6. This heresy, which has united to itself many innovations, as has been said, appeared about the middle of the seventh century, at first and secretly, and then under various disguises, over the Western Provinces of Europe, until by degrees, creeping along for four or five centuries, it obtained precedence over the ancient orthodoxy of those parts, through the heedlessness of Pastors and the countenance of Princes.
Little by little it overspread not only the hitherto orthodox Churches of Spain, but also the German, and French, and Italian Churches, whose orthodoxy at one time was sounded throughout the world, with whom our divine Fathers such as the great Athanasius and heavenly Basil conferred, and whose sympathy and fellowship with us until the seventh Ecumenical Council, preserved unharmed the doctrine of the Catholic and Apostolic Church.

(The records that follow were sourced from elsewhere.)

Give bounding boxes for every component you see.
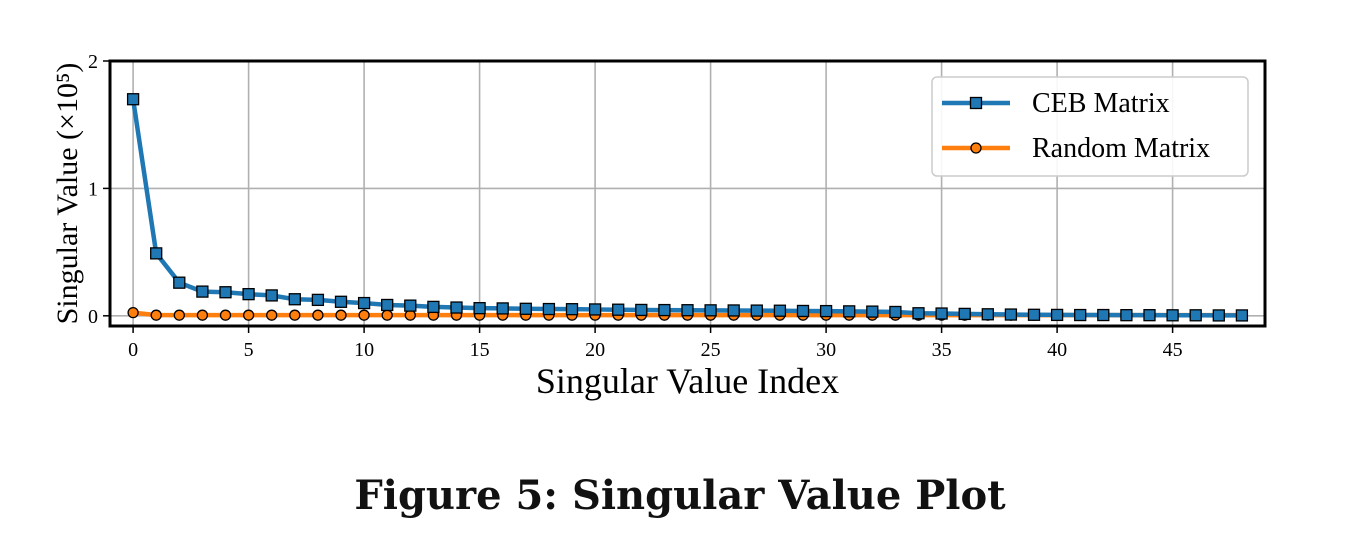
legend-circle-marker <box>970 142 982 154</box>
ceb-point <box>1074 308 1087 322</box>
ceb-point <box>242 287 255 301</box>
ceb-point <box>889 305 902 319</box>
ceb-point <box>1097 308 1110 322</box>
ceb-point <box>1166 309 1179 322</box>
ceb-point <box>658 303 671 317</box>
x-tick-label: 15 <box>470 339 490 361</box>
random-point <box>196 309 209 321</box>
x-tick-label: 5 <box>244 339 254 361</box>
ticks: 0 5 10 15 20 25 30 35 40 45 0 1 2 <box>88 51 1183 361</box>
figure-caption: Figure 5: Singular Value Plot <box>354 472 1006 519</box>
random-point <box>219 309 232 321</box>
ceb-point <box>1004 308 1018 321</box>
random-point <box>289 309 301 321</box>
series-layer <box>126 93 1249 322</box>
ceb-point <box>912 307 925 320</box>
y-tick-label: 2 <box>88 51 98 73</box>
ceb-point <box>219 286 232 299</box>
ceb-point <box>473 302 486 315</box>
ceb-point <box>196 285 209 298</box>
ceb-point <box>1189 309 1202 322</box>
legend-box <box>931 76 1249 177</box>
ceb-point <box>1235 309 1249 322</box>
x-tick-label: 0 <box>128 339 138 361</box>
ceb-point <box>288 293 301 306</box>
ceb-point <box>450 301 463 314</box>
ceb-point <box>311 293 325 307</box>
ceb-point <box>150 247 163 260</box>
singular-value-chart: 0 5 10 15 20 25 30 35 40 45 0 1 2 Singular Value Ind… <box>51 51 1267 401</box>
ceb-point <box>173 276 186 289</box>
x-tick-label: 30 <box>816 339 836 361</box>
x-axis-label: Singular Value Index <box>536 361 839 401</box>
ceb-point <box>357 296 371 310</box>
random-point <box>266 309 278 321</box>
random-point <box>242 309 255 321</box>
ceb-point <box>126 93 140 106</box>
x-tick-label: 40 <box>1047 339 1067 361</box>
ceb-point <box>773 304 787 317</box>
x-tick-label: 25 <box>701 339 721 361</box>
x-tick-label: 10 <box>354 339 374 361</box>
legend-square-marker <box>969 96 983 110</box>
random-point <box>335 309 347 321</box>
ceb-point <box>334 295 348 308</box>
random-point <box>312 309 324 321</box>
ceb-point <box>1212 309 1225 322</box>
ceb-point <box>565 303 579 316</box>
ceb-point <box>588 303 602 316</box>
ceb-point <box>796 304 810 318</box>
y-tick-label: 1 <box>88 178 98 200</box>
x-tick-label: 35 <box>932 339 952 361</box>
ceb-point <box>542 302 556 316</box>
random-point <box>381 309 393 321</box>
ceb-point <box>1143 309 1156 322</box>
x-tick-label: 20 <box>585 339 605 361</box>
ceb-point <box>750 304 763 317</box>
ceb-point <box>935 307 948 320</box>
ceb-point <box>1120 309 1133 322</box>
ceb-point <box>981 308 994 321</box>
ceb-point <box>866 305 879 318</box>
x-tick-label: 45 <box>1163 339 1183 361</box>
random-point <box>358 309 370 321</box>
y-axis-label: Singular Value (×10⁵) <box>51 63 84 325</box>
random-point <box>150 309 162 321</box>
ceb-point <box>635 303 648 317</box>
ceb-point <box>404 299 417 312</box>
random-point <box>173 309 185 321</box>
ceb-point <box>519 302 532 315</box>
legend-label: Random Matrix <box>1032 133 1210 164</box>
legend-label: CEB Matrix <box>1032 88 1170 119</box>
ceb-point <box>681 304 694 317</box>
ceb-point <box>265 289 278 302</box>
legend: CEB Matrix Random Matrix <box>931 76 1249 177</box>
ceb-point <box>819 304 833 318</box>
ceb-point <box>727 304 740 317</box>
plot-frame <box>108 59 1267 328</box>
random-point <box>127 306 139 319</box>
ceb-point <box>381 298 394 312</box>
ceb-point <box>704 304 717 317</box>
ceb-point <box>958 307 971 321</box>
y-tick-label: 0 <box>88 306 98 328</box>
ceb-point <box>427 300 440 314</box>
ceb-point <box>843 305 856 318</box>
ceb-point <box>1027 308 1041 321</box>
ceb-point <box>1050 308 1064 322</box>
ceb-point <box>496 302 509 315</box>
ceb-point <box>612 303 625 316</box>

But in process of time, by envy of the devil, the novelties respecting the sound and orthodox doctrine of the Holy Ghost, the blasphemy of whom shall not be forgiven unto men either in this world or the next, according to the saying of our Lord (Matt. xii. 32), and others that succeeded respecting the divine Mysteries, particularly that of the world-saving Baptism, and the Holy Communion, and the Priesthood, like prodigious births, overspread even Old Rome; and thus sprung, by assumption of special distinctions in the Church as a badge and title, the Papacy.
Some of the Bishops of that City, styled Popes, for example Leo III and John VIII, did indeed, as has been said, denounce the innovation, and published the denunciation to the world, the former by those silver plates, the latter by his letter to the holy Photius at the eighth Ecumenical Council, and another to Sphendopulcrus, by the hands of Methodius, Bishop of Moravia.
The greater part, however, of their successors, the Popes of Rome, enticed by the antisynodical privileges offered them for the oppression of the Churches of God, and finding in them much worldly advantage, and "much gain," and conceiving a Monarchy in the Catholic Church and a monopoly of the gifts of the Holy Ghost, changed the ancient worship at will, separating themselves by novelties from the old received Christian Polity. Nor did they cease their endeavors, by lawless projects (as veritable history assures us), to entice the other four Patriarchates into their apostasy from Orthodoxy, and so subject the Catholic Church to the whims and ordinances of men.